I wrote:

> No, it is not at all useful. In 1989, there were two people in the world
> who knew about cold fusion: Fleischmann and Pons. What would be the
> predictive value of asking others whether it is existed?
>

To give another dramatic example, suppose at 1:00 pm on the afternoon of
December 17, 1903, you were take a poll about whether man can fly. Suppose
you asked people to place bets as to whether airplanes exist. Out of the
1.6 billion people in the world alive on that day, at that moment, the only
ones who had ANY KNOWLEDGE of that question were Wilbur and Orville Wright
and the members of the Kitty Hawk coast guard who had helped them fly that
morning.

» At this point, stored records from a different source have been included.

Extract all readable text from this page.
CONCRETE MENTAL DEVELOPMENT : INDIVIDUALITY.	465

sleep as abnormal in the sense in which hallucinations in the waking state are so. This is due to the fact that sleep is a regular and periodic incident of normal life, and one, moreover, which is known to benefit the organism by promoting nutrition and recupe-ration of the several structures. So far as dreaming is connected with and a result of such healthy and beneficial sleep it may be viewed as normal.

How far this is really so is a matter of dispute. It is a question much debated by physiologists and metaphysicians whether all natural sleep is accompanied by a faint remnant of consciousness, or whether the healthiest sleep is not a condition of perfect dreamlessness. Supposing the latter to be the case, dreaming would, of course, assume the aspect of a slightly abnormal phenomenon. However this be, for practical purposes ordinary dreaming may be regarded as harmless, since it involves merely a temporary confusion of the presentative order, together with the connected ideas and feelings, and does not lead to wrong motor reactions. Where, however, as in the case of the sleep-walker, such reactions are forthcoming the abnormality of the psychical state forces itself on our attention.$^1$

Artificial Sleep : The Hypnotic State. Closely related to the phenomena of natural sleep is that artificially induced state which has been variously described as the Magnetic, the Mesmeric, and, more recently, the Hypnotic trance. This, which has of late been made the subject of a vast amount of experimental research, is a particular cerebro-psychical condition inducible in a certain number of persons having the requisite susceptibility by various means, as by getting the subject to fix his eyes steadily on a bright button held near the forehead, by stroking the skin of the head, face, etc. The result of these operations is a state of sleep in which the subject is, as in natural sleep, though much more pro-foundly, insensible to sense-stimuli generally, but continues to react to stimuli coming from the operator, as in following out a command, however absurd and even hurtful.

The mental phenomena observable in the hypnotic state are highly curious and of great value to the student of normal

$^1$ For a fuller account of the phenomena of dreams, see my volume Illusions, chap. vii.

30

In all the world, there was not another soul who knew the facts or
was qualified to address the question. The opinions of other people were
worthless. Meaningless. All the money in the world placed in a bet would
mean nothing. There was an undeveloped glass plate photograph showing the
first flight:

http://www.uscg.mil/history/gifs/Kitty_Hawk.jpg

That photograph was proof. It overruled all opinions, all money, all
textbooks, and the previous 200,000 years of human technology. A
thermocouple reading from a cold fusion experiment in 1989 overrules every
member of the human race, including every scientist. Once experiments are
replicated at high signal to noise ratios, all bets are off. The issue is
settled forever. There is no appeal, and it makes no difference how many
people disagree, or how many fail to understand calorimetry or the laws of
thermodynamics. The rules of science in such clear-cut cases are objective
and the proof is as indisputable as that photograph.